I would like to share with you some of the resources that we used for our lessons.
This wonderful site and kit are what I started with. I ended up ordering all our supplies here. Helena, the woman who you will probably talk to if you call their store with questions, is as friendly and helpful as can be.
She is also a masterful artist and sells her creations on the site.
I looked up some fascinating and strange folklore behind this tradition on wikipedia and google to share with the kids. This book was also helpful.
I liked how the women of the house would prepare all day for their evening of egg creation. They spent the day cooking and cleaning, thinking good thoughts and being extra kind to their families. Then, that night when everyone was asleep, they would congregate at the kitchen table, spread out their things, and work late into the night chatting with the other women and designing unique eggs.
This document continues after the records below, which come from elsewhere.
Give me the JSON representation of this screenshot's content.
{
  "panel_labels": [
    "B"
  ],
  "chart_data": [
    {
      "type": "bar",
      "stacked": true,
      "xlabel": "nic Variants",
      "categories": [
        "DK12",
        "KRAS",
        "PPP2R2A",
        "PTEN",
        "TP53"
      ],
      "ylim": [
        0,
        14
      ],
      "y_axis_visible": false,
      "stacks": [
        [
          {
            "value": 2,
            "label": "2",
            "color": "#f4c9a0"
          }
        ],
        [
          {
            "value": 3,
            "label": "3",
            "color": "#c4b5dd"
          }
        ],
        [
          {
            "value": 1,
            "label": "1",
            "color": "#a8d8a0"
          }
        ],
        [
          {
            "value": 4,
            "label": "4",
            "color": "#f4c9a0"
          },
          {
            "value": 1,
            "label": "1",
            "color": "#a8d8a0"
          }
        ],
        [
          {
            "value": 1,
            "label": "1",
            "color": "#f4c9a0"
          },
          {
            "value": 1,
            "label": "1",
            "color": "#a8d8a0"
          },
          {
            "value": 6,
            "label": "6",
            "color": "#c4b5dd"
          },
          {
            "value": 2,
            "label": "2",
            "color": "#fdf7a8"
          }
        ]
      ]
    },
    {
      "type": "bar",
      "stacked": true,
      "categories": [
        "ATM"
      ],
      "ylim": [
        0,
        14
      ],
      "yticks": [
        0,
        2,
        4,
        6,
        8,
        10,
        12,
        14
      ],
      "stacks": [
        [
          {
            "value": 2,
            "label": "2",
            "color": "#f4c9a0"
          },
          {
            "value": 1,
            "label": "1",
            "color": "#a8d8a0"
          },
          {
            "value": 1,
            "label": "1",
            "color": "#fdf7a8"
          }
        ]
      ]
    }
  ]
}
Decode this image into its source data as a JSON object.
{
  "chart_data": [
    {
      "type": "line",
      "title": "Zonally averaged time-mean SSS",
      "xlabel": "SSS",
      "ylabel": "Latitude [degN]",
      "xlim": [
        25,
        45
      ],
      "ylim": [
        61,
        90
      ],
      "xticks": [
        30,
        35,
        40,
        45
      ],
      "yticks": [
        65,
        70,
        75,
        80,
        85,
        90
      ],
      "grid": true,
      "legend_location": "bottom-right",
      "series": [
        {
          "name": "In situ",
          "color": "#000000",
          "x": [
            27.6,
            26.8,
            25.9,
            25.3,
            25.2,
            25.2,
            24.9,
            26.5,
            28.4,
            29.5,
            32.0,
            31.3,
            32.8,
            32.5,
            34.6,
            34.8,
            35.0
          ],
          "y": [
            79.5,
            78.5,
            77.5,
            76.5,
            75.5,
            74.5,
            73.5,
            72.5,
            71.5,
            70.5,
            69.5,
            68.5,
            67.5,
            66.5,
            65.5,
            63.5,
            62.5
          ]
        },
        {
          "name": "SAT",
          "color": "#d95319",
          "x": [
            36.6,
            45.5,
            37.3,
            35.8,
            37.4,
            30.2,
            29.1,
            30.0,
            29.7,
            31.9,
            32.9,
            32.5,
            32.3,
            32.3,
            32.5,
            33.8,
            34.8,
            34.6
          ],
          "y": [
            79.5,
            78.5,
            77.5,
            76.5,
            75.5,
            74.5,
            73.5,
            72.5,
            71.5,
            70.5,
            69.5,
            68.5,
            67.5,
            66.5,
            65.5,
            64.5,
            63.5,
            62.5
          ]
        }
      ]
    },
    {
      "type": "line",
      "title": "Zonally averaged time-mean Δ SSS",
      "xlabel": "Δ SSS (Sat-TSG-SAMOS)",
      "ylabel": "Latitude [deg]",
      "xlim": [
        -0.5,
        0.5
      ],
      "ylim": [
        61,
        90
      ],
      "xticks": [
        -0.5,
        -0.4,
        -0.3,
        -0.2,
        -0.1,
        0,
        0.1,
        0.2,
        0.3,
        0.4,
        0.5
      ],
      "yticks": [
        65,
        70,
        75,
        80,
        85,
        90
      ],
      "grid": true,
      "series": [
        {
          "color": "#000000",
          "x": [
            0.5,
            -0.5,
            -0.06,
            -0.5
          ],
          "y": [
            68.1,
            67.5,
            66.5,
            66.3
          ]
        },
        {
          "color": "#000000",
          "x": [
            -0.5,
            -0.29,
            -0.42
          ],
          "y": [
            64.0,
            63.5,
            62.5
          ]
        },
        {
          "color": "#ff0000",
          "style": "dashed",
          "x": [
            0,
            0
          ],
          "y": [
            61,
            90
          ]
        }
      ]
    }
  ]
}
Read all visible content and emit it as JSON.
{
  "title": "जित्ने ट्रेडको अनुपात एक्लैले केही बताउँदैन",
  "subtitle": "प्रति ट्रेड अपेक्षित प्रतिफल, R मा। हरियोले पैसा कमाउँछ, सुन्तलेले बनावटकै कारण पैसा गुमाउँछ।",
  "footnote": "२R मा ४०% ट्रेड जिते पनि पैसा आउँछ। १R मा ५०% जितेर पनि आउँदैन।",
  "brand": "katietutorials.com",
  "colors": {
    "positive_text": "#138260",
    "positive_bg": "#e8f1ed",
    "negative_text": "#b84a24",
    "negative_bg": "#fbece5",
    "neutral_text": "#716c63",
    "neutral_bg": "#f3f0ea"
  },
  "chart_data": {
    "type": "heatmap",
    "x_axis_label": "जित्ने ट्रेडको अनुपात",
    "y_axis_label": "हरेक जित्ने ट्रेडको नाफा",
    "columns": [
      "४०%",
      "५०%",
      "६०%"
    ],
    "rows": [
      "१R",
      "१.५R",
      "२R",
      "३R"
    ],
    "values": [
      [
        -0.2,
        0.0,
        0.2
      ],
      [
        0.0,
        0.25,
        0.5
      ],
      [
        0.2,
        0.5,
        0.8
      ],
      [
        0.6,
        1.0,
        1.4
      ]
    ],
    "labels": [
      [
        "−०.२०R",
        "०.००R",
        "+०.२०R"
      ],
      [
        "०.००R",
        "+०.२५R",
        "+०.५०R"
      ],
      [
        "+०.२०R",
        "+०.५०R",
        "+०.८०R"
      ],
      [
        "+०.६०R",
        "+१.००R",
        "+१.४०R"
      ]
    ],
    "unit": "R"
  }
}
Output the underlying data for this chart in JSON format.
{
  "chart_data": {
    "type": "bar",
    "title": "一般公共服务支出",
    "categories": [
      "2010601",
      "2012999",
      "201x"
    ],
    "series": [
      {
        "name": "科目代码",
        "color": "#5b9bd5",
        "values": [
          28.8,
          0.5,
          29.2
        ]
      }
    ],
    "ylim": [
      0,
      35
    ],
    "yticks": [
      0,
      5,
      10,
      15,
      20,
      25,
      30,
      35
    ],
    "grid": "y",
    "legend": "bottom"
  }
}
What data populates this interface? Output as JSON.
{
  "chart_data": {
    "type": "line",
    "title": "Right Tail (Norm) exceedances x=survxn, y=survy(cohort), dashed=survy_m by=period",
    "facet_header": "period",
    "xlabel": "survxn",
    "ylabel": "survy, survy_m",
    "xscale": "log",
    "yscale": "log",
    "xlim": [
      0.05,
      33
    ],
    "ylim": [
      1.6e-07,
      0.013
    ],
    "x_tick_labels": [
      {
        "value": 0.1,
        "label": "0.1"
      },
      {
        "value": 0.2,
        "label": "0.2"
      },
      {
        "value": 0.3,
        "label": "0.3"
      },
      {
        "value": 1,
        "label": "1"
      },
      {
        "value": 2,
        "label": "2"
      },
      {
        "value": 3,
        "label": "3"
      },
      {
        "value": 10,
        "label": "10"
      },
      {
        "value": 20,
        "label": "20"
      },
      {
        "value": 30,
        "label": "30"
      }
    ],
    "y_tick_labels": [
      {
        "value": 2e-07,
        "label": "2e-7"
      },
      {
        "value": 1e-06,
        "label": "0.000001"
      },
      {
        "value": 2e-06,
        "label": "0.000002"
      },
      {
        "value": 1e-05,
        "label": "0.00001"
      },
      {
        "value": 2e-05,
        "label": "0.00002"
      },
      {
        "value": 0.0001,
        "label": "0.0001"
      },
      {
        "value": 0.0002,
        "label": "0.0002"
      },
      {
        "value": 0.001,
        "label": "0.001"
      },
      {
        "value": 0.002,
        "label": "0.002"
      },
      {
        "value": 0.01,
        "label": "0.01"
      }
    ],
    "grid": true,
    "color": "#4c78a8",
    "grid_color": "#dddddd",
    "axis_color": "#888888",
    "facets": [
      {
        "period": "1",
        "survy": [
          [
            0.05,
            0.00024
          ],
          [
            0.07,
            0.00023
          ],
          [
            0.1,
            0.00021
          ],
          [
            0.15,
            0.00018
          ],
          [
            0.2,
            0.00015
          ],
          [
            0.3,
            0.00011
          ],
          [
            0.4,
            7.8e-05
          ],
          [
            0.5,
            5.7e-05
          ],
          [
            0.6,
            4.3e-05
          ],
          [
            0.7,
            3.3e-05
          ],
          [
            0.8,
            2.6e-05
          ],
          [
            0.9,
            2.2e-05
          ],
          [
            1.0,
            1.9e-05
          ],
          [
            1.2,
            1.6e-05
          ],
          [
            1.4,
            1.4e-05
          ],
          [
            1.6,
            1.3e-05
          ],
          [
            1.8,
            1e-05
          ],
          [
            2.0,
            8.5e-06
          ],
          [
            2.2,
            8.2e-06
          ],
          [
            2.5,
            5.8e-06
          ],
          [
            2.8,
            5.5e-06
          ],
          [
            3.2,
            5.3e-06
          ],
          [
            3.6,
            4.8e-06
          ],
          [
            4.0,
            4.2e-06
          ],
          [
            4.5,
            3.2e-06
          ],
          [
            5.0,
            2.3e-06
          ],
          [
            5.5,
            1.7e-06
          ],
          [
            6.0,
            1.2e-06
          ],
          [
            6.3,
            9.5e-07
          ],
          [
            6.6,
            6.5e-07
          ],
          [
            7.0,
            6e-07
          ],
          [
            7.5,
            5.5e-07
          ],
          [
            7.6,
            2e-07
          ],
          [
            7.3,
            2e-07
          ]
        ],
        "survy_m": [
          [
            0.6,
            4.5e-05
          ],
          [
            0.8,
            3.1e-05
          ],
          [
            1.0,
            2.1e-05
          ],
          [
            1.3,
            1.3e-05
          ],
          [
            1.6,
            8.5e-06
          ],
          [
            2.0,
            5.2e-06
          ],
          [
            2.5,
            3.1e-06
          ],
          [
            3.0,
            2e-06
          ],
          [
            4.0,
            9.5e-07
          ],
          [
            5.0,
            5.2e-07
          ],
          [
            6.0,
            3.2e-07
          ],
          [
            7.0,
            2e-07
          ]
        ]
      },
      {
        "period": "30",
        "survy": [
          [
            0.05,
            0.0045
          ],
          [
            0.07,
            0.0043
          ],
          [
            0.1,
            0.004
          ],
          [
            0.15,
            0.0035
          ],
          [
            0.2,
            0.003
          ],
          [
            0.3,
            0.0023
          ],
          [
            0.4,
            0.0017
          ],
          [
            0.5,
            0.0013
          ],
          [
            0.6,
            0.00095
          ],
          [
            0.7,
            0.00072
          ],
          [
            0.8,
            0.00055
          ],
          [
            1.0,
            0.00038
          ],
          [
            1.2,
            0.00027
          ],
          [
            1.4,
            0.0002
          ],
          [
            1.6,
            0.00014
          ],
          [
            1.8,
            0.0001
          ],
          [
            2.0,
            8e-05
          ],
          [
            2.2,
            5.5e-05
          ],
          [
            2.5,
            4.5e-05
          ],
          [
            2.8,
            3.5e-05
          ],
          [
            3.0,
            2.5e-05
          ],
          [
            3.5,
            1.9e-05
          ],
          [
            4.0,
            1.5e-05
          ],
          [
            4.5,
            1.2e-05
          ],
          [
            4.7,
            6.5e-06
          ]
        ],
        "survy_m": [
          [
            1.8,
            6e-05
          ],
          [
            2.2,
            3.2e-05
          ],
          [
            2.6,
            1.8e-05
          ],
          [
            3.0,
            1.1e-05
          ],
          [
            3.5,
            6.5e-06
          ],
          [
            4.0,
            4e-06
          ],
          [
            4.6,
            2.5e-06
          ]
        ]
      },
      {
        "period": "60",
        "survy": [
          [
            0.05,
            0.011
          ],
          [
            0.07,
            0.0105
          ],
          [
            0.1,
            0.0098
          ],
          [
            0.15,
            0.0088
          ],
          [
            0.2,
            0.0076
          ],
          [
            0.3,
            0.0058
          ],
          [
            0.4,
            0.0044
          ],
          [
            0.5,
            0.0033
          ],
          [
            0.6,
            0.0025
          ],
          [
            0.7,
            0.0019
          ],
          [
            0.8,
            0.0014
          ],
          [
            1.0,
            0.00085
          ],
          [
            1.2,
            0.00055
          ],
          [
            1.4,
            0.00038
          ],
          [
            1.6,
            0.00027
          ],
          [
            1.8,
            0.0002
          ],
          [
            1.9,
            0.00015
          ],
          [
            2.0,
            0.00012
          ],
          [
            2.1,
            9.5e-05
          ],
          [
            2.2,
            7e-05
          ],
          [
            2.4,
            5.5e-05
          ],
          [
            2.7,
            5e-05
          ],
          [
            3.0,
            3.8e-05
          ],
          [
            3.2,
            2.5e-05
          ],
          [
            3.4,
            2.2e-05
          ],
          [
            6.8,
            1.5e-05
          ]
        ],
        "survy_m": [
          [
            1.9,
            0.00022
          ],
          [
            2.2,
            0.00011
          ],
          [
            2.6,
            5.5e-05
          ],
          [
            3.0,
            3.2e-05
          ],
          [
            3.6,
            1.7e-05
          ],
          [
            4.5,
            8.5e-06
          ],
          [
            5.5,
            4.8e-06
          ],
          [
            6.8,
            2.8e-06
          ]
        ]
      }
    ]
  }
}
Each color and symbol has a meaning. Each egg was made especially for a certain person in mind. They were given as gifts, and used to bring good will to the homes.
1. Blow out the egg and clean it.
2. Use this beginner design as a starting place for decorating.
(I found that my farm fresh green/blue eggs took the dye much better than the
white store-bought kind.)
3. After dying, finalize your egg with a coat of glossy varnish. We wore plastic gloves for this step.
Our group took 3 meetings to complete our eggs. They turned out very pretty. I'm always impressed by the work these kids do.
Eggs can be "displayed in many forms of wire egg stands, baskets, egg plates, brandy snifters, egg cups, shot glasses and even rubber washers."
"Do not display in direct sunlight or atop fireplaces."
"Store in a cool dry place in a regular cardboard egg carton, not in an airtight container."